Wichtig aber ist, dass du lernst, dich nicht nur für Code zu interessieren, sondern auch fürs Erstellen von Konzepten und Systemarchitekturen.

Erfolgreiche Software-Entwickler werden nur wenige Jahre ausschließlich programmieren, da sie schnell in die Rolle sog. IT-Berater hineinwachsen. Sie sollten sich dennoch nie gestatten, den Umgang mit Code und Programmiersprachen ganz zu verlernen. 

Ein besonders wichtiger Aspekt erfolgreicher Software-Entwicklungs-Methodik ist es, sich ständig Gedanken darüber zu machen, wie Komplexität reduzierbar ist (um so auch beherrschbar zu bleiben).

Lies z.B. mal einige der Kurzaufsätze auf Seite https://ggreiter.wordpress.com/category/software-engineering/ .

einschließlich der Kommentare, die sie ergänzen.

Erfolgreiche Software-Entwickler werden nur wenige Jahre ausschließlich programmieren, da sie schnell in die Rolle sog. IT-Berater hineinwachsen. Sie sollten sich dennoch nie gestatten, den Umgang mit Code und Programmiersprachen ganz zu verlernen. 

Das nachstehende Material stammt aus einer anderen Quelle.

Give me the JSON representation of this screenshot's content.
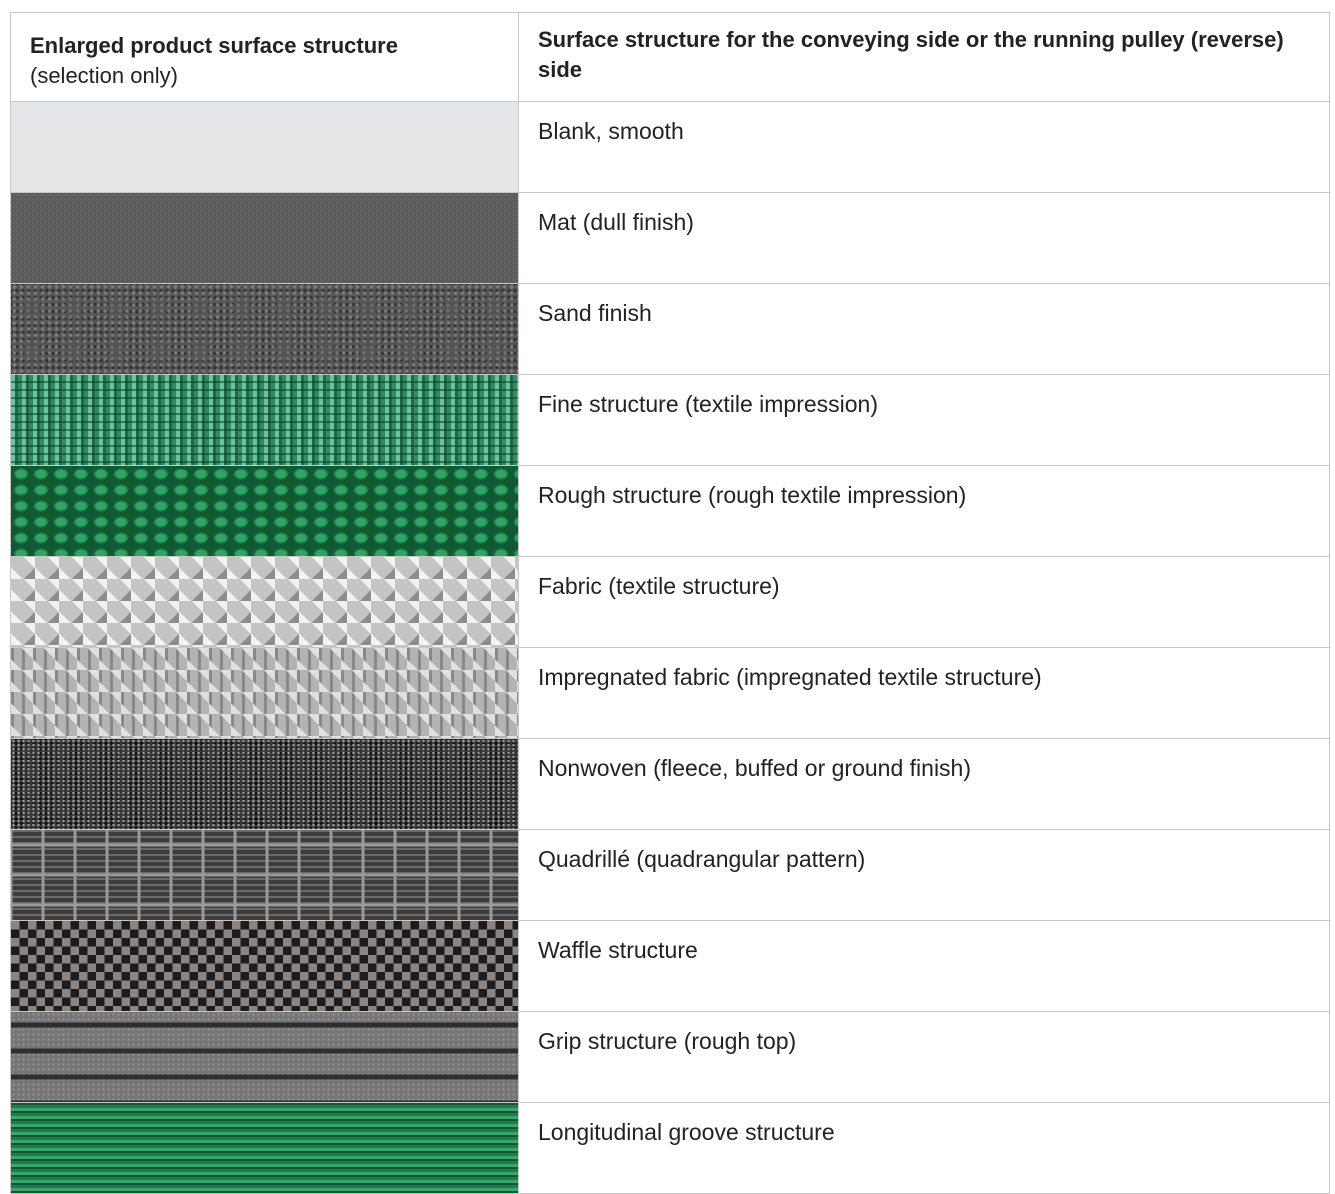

Also das ist so nicht allgemein richtig. IT-Beratung ist etwas anders als Entwicklung. Du lässt dich nicht als sagen wir C#-Entwickler einstellen und stellst dann nach fünf Jahren fest, dass du jetzt aber nur noch Berater sein möchtest und der AG sagt: Alles klar, kein Thema! Das ist dann schon ein etwas anderer Beruf - in den wächst man nicht einfach quasi wie von selbst automatisch hinein. :'D

Wenn man nicht nur programmieren möchte, muss man sich eben um Architektur kümmern oder Entwurf oder Analyse oder was auch immer. Das ist dann aber immer noch Entwicklung und nicht Beratung. Und kann gutes Einkommen bringen.